704.01 Initial Examination Must Be Complete
37 C.F.R. §2.61(a)
Applications for registration, including amendments to allege use under section 1(c) of the Act, and statements of use under section 1(d) of the Act, will be examined and, if the applicant is found not entitled to registration for any reason, applicant will be notified and advised of the reasons therefor and of any formal requirements or objections.
The initial examination of an application by the examining attorney must be a complete examination. A complete examination includes a search for conflicting marks and an examination of the written application, any voluntary amendment(s) or other documents filed by applicant before an initial Office action is issued, the drawing, and any specimen(s) or foreign registration(s), to determine whether the mark is eligible for the type of registration requested, whether amendment is necessary, and whether all required fees have been paid.
If, on initial examination, the examining attorney finds the mark in an application for registration on the Principal Register to be in condition for publication for opposition, the examining attorney will approve the application for publication. Similarly, if the examining attorney finds the mark in an application for registration on the Supplemental Register to be in condition for registration, the examining attorney will approve the application for registration. The USPTO will send a notice of publication or certificate of registration to the applicant in due course.
If the application is not in condition to be approved for publication or issue, the examining attorney will write, telephone, or e-mail the applicant, as appropriate, informing the applicant of the reason(s) why the mark may not be registered and of the defect(s) that can be corrected or amended to make the application acceptable.

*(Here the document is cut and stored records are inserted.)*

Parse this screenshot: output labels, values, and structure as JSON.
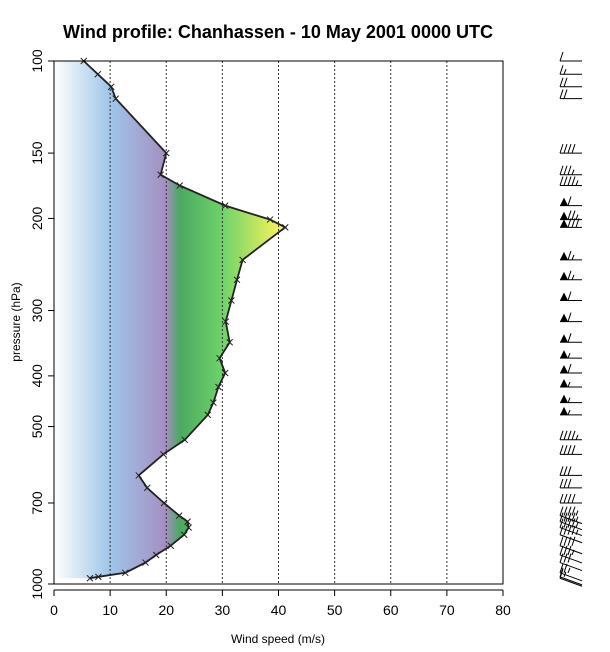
{
  "chart_data": {
    "type": "area",
    "title": "Wind profile: Chanhassen - 10 May 2001 0000 UTC",
    "xlabel": "Wind speed (m/s)",
    "ylabel": "pressure (hPa)",
    "xlim": [
      0,
      80
    ],
    "ylim": [
      1000,
      100
    ],
    "y_scale": "log",
    "x_ticks": [
      "0",
      "10",
      "20",
      "30",
      "40",
      "50",
      "60",
      "70",
      "80"
    ],
    "y_ticks": [
      "100",
      "150",
      "200",
      "300",
      "400",
      "500",
      "700",
      "1000"
    ],
    "grid": "vertical dotted lines at x ticks",
    "fill": "gradient by wind speed: light blue (0) through purple (20), green (30) to yellow (40)",
    "series": [
      {
        "points": [
          {
            "p": 975,
            "ws": 6.4
          },
          {
            "p": 969,
            "ws": 7.9
          },
          {
            "p": 952,
            "ws": 12.7
          },
          {
            "p": 910,
            "ws": 16.3
          },
          {
            "p": 880,
            "ws": 18.2
          },
          {
            "p": 845,
            "ws": 20.8
          },
          {
            "p": 805,
            "ws": 23.2
          },
          {
            "p": 780,
            "ws": 24.0
          },
          {
            "p": 760,
            "ws": 23.8
          },
          {
            "p": 740,
            "ws": 22.3
          },
          {
            "p": 700,
            "ws": 19.6
          },
          {
            "p": 655,
            "ws": 16.6
          },
          {
            "p": 620,
            "ws": 15.1
          },
          {
            "p": 565,
            "ws": 19.5
          },
          {
            "p": 530,
            "ws": 23.3
          },
          {
            "p": 475,
            "ws": 27.4
          },
          {
            "p": 450,
            "ws": 28.4
          },
          {
            "p": 420,
            "ws": 29.3
          },
          {
            "p": 395,
            "ws": 30.5
          },
          {
            "p": 370,
            "ws": 29.5
          },
          {
            "p": 345,
            "ws": 31.3
          },
          {
            "p": 315,
            "ws": 30.6
          },
          {
            "p": 287,
            "ws": 31.6
          },
          {
            "p": 262,
            "ws": 32.6
          },
          {
            "p": 240,
            "ws": 33.6
          },
          {
            "p": 208,
            "ws": 41.2
          },
          {
            "p": 201,
            "ws": 38.5
          },
          {
            "p": 189,
            "ws": 30.5
          },
          {
            "p": 173,
            "ws": 22.4
          },
          {
            "p": 165,
            "ws": 19.0
          },
          {
            "p": 150,
            "ws": 20.0
          },
          {
            "p": 118,
            "ws": 11.0
          },
          {
            "p": 112,
            "ws": 10.2
          },
          {
            "p": 106,
            "ws": 7.8
          },
          {
            "p": 100,
            "ws": 5.3
          }
        ]
      }
    ],
    "wind_barbs": "column of wind barbs on the right side at each sounding level"
  }
}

The examining attorney’s first Office action must be complete, so the applicant will be advised of all requirements for amendment and all grounds for refusal, with the exception of use-related issues that are considered for the first time in the examination of an amendment to allege use under 15 U.S.C. §1051(c) or a statement of use under 15 U.S.C. §1051(d) in an intent-to-use application. See TMEP §§1102.01 and 1202–1202.16(c)(v)(B) regarding use-related issues that may be considered for the first time in the examination of an amendment to allege use or a statement of use. Every effort should be made to avoid piecemeal prosecution, because it prolongs the time needed to dispose of an application. See also TMEP §706 regarding new issues raised by the examining attorney after the first Office action.
Examining attorneys must also clearly explain all refusals and requirements. For example, if the identification of goods/services is indefinite, the examining attorney must explain why the identification is not acceptable and, if possible, suggest an acceptable identification. See TMEP §§705–705.08 for further information about examining attorneys’ Office actions.